The opinions of children and parents, of the young and the old, are naturally opposite, by the contrary effects of hope and despondency, of expectation and experience, without crime or folly on either side. The colors of life in youth and age appear different, as the face of Nature in spring and winter. And how can children credit the assertions of parents which their own eyes show them to be false?

Few parents act in such a manner as much to enforce their maxims by the credit of their lives. The old man trusts wholly to slow contrivance and gradual progression; the youth expects to force his way by genius, vigor, and precipitance. The old man pays regard to riches, and the youth reverences virtue. The old man deifies prudence; the youth commits himself to magnanimity and chance. The young man, who intends no ill, believes that none is intended, and therefore acts with openness and candor; but his father; having suffered the injuries of fraud, is impelled to suspect and too often allured to practice it. Age looks with anger on the temerity of youth, and youth with contempt on the scrupulosity of age. Thus parents and children for the greatest part live on to love less and less; and if those whom Nature has thus closely united are the torments of each other, where shall we look for tenderness and consolations?

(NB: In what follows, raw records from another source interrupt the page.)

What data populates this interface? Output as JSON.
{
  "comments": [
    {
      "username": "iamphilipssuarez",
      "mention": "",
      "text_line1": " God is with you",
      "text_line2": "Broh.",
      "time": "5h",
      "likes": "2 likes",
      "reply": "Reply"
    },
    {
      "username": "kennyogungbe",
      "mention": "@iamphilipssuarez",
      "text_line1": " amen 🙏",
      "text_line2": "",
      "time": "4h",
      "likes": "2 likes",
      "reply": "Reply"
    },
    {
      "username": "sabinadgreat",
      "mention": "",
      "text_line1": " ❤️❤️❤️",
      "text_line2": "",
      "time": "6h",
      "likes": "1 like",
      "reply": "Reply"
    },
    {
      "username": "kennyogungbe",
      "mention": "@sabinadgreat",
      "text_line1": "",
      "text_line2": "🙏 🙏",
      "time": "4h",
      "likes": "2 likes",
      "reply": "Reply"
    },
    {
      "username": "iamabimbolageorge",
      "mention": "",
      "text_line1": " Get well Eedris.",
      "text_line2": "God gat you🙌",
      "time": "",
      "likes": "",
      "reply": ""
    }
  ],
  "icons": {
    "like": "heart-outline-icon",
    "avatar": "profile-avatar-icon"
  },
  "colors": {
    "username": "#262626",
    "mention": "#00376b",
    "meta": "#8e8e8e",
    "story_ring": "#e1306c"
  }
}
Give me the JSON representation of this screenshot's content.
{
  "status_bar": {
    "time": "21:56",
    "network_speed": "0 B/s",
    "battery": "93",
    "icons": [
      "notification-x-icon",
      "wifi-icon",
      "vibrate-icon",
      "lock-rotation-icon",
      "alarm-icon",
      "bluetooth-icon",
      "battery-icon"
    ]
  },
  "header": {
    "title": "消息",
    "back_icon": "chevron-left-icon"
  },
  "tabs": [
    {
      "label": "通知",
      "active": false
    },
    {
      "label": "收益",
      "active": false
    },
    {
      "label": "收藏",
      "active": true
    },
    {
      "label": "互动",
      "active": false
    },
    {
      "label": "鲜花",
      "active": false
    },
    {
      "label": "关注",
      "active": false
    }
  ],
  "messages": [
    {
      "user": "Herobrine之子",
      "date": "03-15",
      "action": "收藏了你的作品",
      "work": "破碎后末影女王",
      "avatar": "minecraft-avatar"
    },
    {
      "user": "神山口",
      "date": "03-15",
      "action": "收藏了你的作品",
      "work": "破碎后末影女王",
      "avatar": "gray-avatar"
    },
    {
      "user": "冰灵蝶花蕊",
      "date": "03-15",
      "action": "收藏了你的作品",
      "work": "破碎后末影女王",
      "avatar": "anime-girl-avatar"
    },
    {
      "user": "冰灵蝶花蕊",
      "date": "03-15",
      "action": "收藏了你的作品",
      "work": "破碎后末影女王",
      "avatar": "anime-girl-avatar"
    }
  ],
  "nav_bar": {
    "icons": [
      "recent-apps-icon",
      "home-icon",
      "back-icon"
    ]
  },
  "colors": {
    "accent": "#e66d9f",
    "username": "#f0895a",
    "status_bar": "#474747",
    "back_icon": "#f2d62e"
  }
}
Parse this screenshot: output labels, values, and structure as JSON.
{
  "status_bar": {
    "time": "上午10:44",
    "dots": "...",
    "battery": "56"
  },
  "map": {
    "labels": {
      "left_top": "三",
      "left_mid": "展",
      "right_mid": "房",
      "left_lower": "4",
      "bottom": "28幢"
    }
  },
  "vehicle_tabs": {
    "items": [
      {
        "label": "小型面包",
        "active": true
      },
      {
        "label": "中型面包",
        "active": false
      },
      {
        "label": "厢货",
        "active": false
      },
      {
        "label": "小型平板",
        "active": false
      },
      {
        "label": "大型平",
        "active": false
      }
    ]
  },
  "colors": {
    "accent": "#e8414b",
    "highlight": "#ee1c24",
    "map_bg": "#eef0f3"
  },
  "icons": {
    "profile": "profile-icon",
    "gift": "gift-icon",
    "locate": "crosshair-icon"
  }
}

I consider Johnson one of the wisest men who ever lived, and he hits the nail on the head over and over in this discussion. Yes, we old people are more trusting of “slow contrivance and gradual progression” (that’s why we are less disappointed in Obama than some young people—we didn’t expect him to perform miracles) and are skeptical of those who trumpet “genius, vigor, and precipitance.” Yes, we are focused on riches (economic security) whereas Ryan is drawn more to virtue (purist ideology in his case). Yes, we elders value prudence and are worried about those who trust themselves to magnanimity and chance—which means that we are often not agents of significant change.

I am angry with Ryan’s “temerity,” which seems willing to upend whole systems (Medicare, Medicaid, Social Security) and replace them with dubious market-based solutions, and he in turn sees us elders (perhaps contemptuously) as overly cautious and scrupulous. Although I don’t think Ryan “acts with candor and openness” (sometimes just the opposite), he at least has had the openness to take on the politically toxic issue of exploding entitlement programs, and it is true that we suspicious elders, if not exactly guilty of fraud, are sometimes guilty of using Medicare in ways that are unsustainable.

This generational divide is going to become acute as we boomers flood into our country’s social programs for the elderly. Johnson is right to predict torments. After all, we elders have the limitations as well as the wisdom of “despondency” and “experience” and the next generation has the blindnesses as well as the energy of “hope” and “expectation.”  Nekayah is correct in noting that, even if none of us intend any ill and even if there is “no crime or folly on either side,” the situation still has plenty of potential for conflict:

In families where there is or is not poverty there is commonly discord. If a kingdom be, as Imlac tells us, a great family, a family likewise is a little kingdom, torn with factions and exposed to revolutions. An unpracticed observer expects the love of parents and children to be constant and equal. But this kindness seldom continues beyond the years of infancy; in a short time the children become rivals to their parents. Benefits are allowed by reproaches, and gratitude debased by envy.

At the very least in our American family, we can be aware of the dynamics that Johnson warns us about and humbly seek to avoid the pitfalls. It all begins with listening–really listening–to each other.